Neuroblastoma is associated with a favorable prognosis, with most patients considered to be at low or intermediate risk for recurrence of the disease.
Neuroblastomas can arise from anywhere along the sympathetic chain. They have been associated with a number of disorders, such as Hirschsprung disease, fetal alcohol syndrome, DiGeorge syndrome, Von Recklinghausen disease, and Beckwith-Wiedemann syndrome.
CT scanning is the modality most commonly used to diagnose and stage neuroblastomas.

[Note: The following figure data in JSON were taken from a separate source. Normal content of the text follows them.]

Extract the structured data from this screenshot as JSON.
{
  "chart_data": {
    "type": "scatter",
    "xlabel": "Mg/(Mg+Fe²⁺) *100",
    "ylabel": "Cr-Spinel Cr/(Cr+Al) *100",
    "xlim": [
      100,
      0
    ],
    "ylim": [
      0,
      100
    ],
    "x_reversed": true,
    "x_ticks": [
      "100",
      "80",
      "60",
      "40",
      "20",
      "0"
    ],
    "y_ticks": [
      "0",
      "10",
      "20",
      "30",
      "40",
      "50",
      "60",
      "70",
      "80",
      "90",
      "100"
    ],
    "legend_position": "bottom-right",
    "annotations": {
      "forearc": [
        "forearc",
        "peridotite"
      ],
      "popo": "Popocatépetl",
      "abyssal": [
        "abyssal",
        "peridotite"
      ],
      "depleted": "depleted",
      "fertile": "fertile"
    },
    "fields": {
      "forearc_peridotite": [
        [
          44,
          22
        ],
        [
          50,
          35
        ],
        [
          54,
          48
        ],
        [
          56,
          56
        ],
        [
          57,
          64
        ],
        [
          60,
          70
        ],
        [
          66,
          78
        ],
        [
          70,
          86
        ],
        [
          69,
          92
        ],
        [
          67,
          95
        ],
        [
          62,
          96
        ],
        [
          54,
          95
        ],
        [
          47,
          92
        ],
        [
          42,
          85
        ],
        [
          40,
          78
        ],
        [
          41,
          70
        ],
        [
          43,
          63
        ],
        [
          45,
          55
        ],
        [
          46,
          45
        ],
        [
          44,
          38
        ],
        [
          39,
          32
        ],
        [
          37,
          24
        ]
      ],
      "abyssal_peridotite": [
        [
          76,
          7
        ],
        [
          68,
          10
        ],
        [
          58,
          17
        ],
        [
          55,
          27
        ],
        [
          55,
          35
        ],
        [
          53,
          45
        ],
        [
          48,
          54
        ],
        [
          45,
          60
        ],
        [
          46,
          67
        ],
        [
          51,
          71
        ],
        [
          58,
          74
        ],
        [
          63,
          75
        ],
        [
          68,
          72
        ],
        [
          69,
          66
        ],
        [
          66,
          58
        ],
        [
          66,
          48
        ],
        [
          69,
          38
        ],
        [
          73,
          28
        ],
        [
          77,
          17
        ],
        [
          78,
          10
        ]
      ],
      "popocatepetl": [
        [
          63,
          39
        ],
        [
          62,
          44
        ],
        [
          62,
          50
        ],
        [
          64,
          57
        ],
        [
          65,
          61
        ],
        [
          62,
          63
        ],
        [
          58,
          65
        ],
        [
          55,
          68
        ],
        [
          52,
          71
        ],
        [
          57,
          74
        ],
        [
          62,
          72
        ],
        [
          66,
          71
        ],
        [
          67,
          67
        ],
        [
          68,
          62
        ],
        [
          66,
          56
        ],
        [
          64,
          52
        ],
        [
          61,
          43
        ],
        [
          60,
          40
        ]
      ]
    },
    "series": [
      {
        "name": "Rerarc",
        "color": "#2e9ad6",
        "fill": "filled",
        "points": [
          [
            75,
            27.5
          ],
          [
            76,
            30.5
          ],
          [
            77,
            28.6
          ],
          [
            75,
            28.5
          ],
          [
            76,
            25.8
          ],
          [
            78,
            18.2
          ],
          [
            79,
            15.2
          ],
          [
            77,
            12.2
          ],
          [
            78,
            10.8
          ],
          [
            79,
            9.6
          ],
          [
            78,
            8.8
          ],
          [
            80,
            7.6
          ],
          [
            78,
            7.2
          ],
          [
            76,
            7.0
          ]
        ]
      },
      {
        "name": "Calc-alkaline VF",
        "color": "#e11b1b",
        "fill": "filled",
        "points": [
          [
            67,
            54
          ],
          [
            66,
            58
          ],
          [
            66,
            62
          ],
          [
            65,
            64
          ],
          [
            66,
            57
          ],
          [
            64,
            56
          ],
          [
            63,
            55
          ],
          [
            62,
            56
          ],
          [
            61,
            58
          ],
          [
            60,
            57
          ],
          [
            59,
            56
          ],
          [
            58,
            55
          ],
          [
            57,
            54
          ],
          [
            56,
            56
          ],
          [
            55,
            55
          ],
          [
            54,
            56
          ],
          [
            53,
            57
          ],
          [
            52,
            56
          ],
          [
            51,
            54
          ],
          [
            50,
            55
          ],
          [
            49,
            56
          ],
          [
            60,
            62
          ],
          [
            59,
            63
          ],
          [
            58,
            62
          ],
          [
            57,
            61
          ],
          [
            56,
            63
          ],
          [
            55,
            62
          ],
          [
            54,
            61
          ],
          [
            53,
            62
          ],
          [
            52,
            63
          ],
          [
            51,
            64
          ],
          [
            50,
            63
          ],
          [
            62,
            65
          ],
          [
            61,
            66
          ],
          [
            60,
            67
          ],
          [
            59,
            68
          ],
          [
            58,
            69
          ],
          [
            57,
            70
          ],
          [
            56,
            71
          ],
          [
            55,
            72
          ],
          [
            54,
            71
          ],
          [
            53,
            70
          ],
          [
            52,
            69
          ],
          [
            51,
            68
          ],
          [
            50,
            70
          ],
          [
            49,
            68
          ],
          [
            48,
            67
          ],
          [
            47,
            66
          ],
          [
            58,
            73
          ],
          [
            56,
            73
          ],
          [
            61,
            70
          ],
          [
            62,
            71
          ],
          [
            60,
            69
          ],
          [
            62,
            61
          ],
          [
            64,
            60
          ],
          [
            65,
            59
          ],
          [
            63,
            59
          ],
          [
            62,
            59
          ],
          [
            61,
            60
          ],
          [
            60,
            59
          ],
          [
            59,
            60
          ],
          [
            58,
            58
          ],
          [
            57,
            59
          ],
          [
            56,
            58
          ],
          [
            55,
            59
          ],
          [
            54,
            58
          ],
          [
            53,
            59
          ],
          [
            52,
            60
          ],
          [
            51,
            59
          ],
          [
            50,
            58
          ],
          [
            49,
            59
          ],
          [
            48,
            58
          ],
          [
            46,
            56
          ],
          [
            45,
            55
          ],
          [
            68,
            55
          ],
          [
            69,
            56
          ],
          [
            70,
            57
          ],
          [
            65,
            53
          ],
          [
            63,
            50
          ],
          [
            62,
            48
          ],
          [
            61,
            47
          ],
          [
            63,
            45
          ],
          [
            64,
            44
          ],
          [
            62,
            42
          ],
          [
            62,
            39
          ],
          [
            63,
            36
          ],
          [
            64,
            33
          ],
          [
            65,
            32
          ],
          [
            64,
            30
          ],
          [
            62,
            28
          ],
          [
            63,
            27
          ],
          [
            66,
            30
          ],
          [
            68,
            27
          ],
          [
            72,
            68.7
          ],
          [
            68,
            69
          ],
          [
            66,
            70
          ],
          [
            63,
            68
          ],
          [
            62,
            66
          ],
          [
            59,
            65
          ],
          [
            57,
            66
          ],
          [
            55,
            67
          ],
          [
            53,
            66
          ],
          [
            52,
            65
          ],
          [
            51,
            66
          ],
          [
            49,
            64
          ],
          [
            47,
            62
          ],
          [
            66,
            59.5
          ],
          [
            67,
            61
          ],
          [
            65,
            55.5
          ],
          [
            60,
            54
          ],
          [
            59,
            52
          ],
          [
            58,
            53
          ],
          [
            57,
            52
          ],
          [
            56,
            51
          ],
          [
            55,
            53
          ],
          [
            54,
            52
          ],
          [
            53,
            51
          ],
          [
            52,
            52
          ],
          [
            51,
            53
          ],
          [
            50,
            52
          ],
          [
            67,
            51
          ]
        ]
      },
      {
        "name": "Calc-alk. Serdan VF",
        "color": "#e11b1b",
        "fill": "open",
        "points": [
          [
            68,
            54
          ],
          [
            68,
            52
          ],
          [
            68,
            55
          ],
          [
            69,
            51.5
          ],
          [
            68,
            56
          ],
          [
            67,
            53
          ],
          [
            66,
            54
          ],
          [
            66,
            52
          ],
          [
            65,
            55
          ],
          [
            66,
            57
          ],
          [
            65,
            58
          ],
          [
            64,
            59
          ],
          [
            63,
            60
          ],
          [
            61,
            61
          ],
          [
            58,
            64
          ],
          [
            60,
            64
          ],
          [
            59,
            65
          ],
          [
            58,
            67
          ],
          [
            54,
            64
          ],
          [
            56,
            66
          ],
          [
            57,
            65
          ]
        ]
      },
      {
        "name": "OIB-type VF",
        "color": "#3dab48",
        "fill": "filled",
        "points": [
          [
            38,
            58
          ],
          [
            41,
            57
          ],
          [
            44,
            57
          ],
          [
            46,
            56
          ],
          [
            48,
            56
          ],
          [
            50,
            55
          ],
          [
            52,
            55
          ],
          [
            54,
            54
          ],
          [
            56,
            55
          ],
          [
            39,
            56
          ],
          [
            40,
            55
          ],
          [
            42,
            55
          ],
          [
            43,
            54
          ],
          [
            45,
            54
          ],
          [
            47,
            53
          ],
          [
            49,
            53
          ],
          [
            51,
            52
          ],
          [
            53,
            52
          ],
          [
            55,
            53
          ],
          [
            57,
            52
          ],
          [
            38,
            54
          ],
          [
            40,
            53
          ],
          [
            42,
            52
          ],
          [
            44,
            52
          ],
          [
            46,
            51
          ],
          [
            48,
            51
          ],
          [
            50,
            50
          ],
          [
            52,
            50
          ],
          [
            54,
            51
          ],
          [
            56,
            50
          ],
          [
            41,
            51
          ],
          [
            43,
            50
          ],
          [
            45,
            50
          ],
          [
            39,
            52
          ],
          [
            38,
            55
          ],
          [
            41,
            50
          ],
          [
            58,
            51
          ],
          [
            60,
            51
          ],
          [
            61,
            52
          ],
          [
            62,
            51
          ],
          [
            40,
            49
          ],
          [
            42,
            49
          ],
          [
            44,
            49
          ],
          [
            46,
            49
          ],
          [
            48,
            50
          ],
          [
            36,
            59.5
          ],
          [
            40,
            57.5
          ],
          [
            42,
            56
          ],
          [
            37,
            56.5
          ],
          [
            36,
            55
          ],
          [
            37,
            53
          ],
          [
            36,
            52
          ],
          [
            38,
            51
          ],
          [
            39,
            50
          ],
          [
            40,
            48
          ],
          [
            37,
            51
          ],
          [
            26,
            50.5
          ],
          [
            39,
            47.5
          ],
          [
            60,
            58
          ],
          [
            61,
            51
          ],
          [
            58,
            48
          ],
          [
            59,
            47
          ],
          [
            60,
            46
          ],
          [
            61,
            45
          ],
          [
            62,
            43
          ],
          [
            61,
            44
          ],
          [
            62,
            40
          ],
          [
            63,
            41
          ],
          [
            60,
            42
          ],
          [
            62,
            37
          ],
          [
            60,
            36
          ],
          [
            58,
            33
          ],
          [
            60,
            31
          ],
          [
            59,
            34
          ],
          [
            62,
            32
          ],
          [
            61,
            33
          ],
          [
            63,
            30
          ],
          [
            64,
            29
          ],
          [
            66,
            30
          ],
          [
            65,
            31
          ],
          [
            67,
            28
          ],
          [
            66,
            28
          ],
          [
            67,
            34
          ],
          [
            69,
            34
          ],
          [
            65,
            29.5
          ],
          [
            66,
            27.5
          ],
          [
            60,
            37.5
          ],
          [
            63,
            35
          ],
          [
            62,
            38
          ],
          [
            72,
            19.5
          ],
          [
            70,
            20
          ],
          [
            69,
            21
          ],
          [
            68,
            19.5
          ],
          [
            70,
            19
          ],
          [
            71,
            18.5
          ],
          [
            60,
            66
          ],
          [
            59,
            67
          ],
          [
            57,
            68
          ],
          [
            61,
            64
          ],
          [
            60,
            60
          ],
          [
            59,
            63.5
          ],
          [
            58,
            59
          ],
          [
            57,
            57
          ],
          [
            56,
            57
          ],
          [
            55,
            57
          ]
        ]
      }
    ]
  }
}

About 80-90% of neuroblastomas show stippled calcifications on CT. Intraspinal extension of neuroblastomas can be seen on radiographs. Intravenous pyelography (IVP) and excretory urography were widely used in the past to evaluate patients with adrenal neuroblastomas before the advent of computed tomography (CT), MRI, and ultrasonography.
MRI has some advantages over CT,
such as no need for ionizing radiation; multiplanar imaging capabilities; and, often, the elimination of the need for IV contrast enhancement.
Obstetric ultrasonography can depict fetal neuroblastomas as early as 19 weeks’ gestational age. Most of the cases identified during obstetric ultrasonography are diagnosed during the third trimester (around 36 weeks).
The radiologic characteristics of neuroblastomas are demonstrated in the images below.
Axial nonenhanced T1-weighted MRI shows a hypointense mass in the retroperitoneum originating from the left adrenal gland. The mass displaces the left kidney in an anterolateral direction, it extends through the neuroforamen into the spinal canal, and it displaces the spinal cord to the right. The exact site of origin of large masses can be difficult to determine. Sympathetic-chain primaries supposedly invade the spinal canal with greater frequency than do adrenal primaries.
An intravenous pyelogram (IVP) shows an inferiorly displaced kidney on the right. Above the right kidney are stippled calcifications. These findings are consistent with those of a neuroblastoma.
Nonenhanced axial CT scan of the chest in a patient with a thoracic neuroblastoma shows a large, right posterior mediastinal mass extending into the spinal canal and displacing the cord laterally to the left.